A bankruptcy is no one's idea of a good time, but it can sometimes be a necessary way to resolve a financial crisis that can't be fixed any other way. Don't waste time beating yourself up for having to file for bankruptcy. After a bankruptcy, the most important thing you can do is get your finances under control so that you can avoid making the same mistakes in the future. Take a look at some post-bankruptcy tips that will help you get your finances back in gear.
Keep an Eye on Your Credit Report
You should have looked at your credit report during your bankruptcy to make sure that all relevant debts were included in your bankruptcy filing, but don't make that the last time that you look at your credit report.

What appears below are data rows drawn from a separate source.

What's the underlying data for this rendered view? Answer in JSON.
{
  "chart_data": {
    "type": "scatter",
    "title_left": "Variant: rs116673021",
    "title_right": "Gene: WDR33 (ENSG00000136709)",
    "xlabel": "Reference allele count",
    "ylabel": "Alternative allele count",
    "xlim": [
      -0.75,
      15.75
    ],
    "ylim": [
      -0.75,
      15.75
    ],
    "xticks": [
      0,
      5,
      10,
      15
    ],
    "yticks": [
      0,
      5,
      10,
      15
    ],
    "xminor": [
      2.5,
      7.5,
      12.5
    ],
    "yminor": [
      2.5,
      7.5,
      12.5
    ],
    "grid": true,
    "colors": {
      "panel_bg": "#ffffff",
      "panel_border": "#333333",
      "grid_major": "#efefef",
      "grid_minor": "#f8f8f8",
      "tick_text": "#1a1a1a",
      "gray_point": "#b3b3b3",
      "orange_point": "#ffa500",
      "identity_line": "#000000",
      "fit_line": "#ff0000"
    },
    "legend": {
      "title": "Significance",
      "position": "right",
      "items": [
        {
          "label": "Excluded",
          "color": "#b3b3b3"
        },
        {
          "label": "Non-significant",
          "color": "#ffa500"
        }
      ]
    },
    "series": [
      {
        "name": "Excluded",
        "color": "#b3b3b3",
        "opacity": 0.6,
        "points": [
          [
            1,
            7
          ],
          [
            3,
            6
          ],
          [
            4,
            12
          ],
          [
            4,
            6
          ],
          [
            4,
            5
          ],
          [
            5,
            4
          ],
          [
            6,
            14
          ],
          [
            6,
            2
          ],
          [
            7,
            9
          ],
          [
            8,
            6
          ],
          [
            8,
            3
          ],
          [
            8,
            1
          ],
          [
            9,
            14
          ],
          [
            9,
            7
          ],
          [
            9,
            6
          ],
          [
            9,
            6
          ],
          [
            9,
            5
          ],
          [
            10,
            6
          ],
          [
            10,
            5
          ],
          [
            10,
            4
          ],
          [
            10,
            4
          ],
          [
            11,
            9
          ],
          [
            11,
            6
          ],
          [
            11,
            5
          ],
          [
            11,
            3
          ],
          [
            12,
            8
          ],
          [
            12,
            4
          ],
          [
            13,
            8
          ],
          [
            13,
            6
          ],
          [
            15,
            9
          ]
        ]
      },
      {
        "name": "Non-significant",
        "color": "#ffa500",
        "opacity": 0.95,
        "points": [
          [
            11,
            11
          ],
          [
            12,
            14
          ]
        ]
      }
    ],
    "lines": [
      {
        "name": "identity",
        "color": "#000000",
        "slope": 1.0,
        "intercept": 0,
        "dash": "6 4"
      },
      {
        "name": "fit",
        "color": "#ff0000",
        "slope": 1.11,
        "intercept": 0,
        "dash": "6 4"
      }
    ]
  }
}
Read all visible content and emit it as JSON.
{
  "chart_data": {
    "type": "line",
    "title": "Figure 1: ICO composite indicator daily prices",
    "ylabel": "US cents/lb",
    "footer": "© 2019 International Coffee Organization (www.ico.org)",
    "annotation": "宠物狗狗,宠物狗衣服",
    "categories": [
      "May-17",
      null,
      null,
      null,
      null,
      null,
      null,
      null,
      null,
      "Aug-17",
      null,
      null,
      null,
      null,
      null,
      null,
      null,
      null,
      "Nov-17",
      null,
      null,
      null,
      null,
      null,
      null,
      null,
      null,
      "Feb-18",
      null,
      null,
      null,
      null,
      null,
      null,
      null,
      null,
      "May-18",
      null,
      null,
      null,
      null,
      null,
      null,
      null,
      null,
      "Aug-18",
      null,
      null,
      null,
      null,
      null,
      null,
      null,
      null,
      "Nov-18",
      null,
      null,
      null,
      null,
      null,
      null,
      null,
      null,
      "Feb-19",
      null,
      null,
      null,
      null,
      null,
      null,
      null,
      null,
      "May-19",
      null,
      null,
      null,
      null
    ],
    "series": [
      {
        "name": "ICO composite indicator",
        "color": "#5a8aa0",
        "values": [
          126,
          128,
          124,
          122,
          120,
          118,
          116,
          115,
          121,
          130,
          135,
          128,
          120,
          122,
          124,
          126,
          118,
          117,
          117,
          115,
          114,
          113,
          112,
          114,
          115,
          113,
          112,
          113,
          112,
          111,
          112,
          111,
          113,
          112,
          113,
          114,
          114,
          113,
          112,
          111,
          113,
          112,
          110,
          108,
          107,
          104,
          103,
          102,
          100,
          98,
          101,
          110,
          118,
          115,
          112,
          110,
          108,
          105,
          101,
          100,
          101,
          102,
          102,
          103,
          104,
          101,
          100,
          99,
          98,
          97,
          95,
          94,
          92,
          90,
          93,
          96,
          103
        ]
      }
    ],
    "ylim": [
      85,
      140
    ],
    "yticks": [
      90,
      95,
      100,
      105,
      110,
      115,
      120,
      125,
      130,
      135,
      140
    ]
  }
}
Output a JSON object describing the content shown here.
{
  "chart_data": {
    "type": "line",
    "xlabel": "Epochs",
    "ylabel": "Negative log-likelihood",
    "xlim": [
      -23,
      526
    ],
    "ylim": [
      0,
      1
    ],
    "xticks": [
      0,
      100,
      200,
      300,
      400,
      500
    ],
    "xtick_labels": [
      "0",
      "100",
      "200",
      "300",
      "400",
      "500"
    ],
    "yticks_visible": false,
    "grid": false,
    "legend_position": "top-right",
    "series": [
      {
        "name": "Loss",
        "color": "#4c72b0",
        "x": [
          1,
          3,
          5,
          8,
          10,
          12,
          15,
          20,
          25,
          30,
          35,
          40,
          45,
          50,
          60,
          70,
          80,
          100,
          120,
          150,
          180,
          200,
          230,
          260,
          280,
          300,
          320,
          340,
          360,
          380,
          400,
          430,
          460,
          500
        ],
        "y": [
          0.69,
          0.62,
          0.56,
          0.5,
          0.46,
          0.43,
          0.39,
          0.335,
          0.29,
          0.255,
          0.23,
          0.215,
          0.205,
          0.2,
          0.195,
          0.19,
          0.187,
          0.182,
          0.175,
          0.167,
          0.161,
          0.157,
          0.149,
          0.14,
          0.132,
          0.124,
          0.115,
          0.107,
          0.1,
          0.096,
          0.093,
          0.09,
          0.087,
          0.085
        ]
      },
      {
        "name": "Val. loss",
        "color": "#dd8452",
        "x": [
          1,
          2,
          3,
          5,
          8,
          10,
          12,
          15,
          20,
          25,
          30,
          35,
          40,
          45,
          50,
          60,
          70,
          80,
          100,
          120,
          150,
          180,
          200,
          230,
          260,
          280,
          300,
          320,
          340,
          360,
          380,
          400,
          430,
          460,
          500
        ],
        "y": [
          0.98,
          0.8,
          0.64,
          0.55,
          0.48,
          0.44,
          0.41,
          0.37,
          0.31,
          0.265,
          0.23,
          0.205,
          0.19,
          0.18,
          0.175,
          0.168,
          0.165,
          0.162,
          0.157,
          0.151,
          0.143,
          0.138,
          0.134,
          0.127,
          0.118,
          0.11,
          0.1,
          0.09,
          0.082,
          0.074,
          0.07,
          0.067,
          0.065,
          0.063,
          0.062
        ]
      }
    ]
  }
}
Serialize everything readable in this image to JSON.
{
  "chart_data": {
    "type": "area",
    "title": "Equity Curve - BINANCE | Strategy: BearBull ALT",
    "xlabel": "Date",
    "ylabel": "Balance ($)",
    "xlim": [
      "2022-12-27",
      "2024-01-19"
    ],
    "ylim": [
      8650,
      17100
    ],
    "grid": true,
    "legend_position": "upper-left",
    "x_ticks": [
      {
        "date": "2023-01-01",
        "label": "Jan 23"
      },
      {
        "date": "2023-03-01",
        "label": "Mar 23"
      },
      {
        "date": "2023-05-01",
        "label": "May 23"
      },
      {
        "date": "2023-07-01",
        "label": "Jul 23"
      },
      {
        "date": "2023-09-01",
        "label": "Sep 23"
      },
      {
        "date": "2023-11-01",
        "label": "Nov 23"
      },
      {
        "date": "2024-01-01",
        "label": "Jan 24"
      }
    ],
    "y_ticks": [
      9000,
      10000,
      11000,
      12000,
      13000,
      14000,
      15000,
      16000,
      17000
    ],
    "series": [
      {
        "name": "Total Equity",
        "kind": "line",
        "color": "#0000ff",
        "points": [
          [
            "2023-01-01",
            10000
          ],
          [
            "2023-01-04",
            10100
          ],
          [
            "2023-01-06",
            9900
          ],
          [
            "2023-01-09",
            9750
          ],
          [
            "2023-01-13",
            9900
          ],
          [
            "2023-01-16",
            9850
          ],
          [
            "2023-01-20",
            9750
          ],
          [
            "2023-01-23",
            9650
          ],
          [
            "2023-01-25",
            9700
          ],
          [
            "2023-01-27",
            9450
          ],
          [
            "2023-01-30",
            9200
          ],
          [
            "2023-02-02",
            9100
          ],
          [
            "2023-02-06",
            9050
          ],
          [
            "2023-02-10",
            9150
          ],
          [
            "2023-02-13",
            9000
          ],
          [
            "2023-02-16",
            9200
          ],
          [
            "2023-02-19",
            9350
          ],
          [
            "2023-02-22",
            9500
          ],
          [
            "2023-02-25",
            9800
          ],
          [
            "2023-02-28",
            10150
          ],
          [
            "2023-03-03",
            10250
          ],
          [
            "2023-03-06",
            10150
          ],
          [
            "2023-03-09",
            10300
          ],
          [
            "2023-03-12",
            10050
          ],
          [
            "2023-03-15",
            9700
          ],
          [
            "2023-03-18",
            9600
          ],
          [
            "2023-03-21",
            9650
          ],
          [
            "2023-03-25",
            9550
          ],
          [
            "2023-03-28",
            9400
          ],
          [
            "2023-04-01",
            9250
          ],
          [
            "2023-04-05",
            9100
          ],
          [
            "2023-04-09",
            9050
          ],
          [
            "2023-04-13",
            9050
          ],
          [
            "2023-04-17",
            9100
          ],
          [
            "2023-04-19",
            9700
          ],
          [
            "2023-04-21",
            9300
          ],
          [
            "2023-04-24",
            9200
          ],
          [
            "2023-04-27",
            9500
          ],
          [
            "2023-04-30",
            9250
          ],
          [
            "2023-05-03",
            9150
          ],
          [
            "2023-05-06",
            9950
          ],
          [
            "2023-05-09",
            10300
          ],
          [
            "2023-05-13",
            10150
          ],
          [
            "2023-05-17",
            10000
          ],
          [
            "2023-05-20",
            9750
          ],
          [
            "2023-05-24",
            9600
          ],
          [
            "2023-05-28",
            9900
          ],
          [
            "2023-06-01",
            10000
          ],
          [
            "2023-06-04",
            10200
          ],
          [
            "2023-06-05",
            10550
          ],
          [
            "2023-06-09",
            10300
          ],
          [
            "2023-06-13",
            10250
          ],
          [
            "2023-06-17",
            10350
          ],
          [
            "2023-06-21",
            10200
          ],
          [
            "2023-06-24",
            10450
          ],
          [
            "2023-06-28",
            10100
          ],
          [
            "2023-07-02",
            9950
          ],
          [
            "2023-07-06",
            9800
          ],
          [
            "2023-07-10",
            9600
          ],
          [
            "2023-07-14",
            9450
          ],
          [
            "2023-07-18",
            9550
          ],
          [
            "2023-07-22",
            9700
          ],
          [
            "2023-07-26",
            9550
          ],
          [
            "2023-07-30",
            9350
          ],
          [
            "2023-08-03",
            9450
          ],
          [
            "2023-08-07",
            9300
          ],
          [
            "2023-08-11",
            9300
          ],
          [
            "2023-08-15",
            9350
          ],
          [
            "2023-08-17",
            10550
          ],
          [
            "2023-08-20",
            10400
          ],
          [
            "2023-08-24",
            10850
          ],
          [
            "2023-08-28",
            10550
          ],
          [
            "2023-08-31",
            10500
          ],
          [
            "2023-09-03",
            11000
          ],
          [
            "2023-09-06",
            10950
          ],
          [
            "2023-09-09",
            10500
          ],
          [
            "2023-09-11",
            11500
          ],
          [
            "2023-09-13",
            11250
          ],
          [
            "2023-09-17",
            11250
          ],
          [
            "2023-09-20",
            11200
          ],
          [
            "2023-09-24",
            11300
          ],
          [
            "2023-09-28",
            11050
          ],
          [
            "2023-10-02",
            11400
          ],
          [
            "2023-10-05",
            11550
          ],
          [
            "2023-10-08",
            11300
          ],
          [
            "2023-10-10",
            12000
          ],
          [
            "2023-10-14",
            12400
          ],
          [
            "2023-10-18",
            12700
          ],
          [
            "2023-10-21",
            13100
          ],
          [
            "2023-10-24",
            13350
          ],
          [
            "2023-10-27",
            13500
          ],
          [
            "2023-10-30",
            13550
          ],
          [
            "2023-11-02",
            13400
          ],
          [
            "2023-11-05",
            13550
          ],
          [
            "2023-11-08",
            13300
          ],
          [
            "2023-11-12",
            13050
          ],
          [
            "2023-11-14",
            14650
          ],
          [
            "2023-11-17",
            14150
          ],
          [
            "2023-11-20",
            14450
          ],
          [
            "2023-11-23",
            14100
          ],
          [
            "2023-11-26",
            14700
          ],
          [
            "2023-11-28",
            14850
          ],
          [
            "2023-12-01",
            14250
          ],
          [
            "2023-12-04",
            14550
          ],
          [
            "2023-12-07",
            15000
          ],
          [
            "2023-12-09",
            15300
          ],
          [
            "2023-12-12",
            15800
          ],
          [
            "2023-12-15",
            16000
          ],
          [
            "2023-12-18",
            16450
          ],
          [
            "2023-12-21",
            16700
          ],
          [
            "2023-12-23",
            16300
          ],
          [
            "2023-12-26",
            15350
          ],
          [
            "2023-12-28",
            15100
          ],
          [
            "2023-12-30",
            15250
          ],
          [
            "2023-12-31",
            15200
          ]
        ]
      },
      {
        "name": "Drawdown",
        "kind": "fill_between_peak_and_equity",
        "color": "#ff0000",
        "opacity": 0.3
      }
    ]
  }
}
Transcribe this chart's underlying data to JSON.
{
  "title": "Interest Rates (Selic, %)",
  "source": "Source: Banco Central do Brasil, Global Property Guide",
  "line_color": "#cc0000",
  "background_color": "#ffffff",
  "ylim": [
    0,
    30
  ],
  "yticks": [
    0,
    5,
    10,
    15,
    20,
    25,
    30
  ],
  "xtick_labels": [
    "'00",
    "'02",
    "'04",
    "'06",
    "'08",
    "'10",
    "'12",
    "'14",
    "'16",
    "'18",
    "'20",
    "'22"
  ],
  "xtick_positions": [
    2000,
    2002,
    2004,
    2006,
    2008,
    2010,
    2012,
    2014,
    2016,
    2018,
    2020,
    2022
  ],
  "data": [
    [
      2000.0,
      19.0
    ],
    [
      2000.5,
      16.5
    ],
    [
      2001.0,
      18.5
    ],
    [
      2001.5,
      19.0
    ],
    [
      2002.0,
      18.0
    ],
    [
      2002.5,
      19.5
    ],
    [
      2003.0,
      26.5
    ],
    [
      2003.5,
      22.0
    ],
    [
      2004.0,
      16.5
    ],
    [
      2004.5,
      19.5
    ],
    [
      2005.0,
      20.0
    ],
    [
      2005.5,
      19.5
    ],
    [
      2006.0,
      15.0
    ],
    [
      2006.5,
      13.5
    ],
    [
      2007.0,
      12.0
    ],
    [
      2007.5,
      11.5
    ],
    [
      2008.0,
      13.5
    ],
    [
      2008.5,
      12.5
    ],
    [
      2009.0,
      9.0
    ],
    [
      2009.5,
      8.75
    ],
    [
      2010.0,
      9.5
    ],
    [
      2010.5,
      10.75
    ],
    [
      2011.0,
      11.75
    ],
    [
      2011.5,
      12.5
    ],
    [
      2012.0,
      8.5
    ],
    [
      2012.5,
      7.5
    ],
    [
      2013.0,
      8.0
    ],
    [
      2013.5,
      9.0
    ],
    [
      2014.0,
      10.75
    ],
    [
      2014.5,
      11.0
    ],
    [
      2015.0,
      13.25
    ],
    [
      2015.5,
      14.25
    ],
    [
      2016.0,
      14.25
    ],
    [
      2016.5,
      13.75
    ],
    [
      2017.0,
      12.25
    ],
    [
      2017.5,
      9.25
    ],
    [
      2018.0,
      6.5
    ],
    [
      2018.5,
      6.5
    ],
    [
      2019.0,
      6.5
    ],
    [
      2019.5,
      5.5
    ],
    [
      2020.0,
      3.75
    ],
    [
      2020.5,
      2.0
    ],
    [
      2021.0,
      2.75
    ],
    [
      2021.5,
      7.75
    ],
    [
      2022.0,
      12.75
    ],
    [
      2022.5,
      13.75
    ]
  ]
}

It's important to pull your free credit report after the bankruptcy is complete to make sure that all of the debts that were discharged during the bankruptcy are accurately reflected on your credit report. If discharged debts aren't removed, you will need to follow the dispute procedures with the credit reporting agencies to have the debts removed.
Make sure that you retain copies of your bankruptcy-related paperwork for your personal records. Occasionally, creditors mistakenly attempt to collect on a debt that's been discharged in a bankruptcy. You'll need to be able to prove that the debt was discharged. If you're having difficulty disputing an inaccuracy on your credit report, or if a creditor continues to contact you after you provide proof that the debt was discharged, contact your bankruptcy lawyer for help.
Track Your Spending to Create a Financial Plan
Bankruptcies often happen because spending gets out of control. Sticking to a sensible budget can help you keep your spending within reasonable limits. In order to create a budget that works for your household, you'll need to start by tracking your spending for a couple of months. This will give you a clear picture of how much you're spending on bills and other necessities and will reveal patterns of spending that you may be able to change to save yourself money.
Get a ledger and write down everything you spend, when you spend it. You may be used to reviewing your expenses on a credit card or bank statements, but writing each expenditure down yourself might help them seem more concrete and real to you in the moment. If you're looking at your ledger daily, rather than monthly like you would with a bank statement, you may find yourself course correcting in real time when it seems like you're spending too much money.
Keep in mind that if you filed a Chapter 13 bankruptcy, you'll need to follow the debt repayment plan that you created with your bankruptcy lawyer. There are rules that dictate which debts must be paid in full, which debts take priority, and what happens if you can't meet your payment obligations on time. Work with your lawyer to make sure that the financial plan you create takes these rules into account and fulfills your repayment obligations.
Pay In Cash For Awhile
You probably won't be able to get a new credit card for at least a little while following a bankruptcy. Take the opportunity to get in the habit of paying for things in cash whenever possible.
Paying in cash naturally prevents you from racking up any new debt—if you don't have the cash, you can't spend the money. It will also help you avoid overdraft fees that will go on your credit report and make your path to a better credit score even more difficult. Put your checkbook and debit card in a desk drawer and don't take them out unless you absolutely can't pay for something that you need in cash.
Focus on Creating a Savings Cushion
Many people rely on credit cards or lines of credit to carry them through if they run into an emergency. However, that option won't be available to you in the immediate aftermath of a bankruptcy. That means that it's vital for you to have a financial cushion in the form of cash savings.
As you track your expenses and create a budget, look for opportunities to cut back and put the money you save away for a rainy day. Be aggressive about it. Clip coupons, buy generic brands, look for unnecessary luxuries that you can cut out. Make building a cash cushion one of your top priorities.
Remember that even once your debt has been discharged, your bankruptcy isn't over until the court enters a final decree that closes your case. Keep in touch with your bankruptcy lawyer in the meantime to be sure that you're complying with all bankruptcy court requirements. Your lawyer can help you avoid mistakes that could delay the closing of your case and your return to financial stability.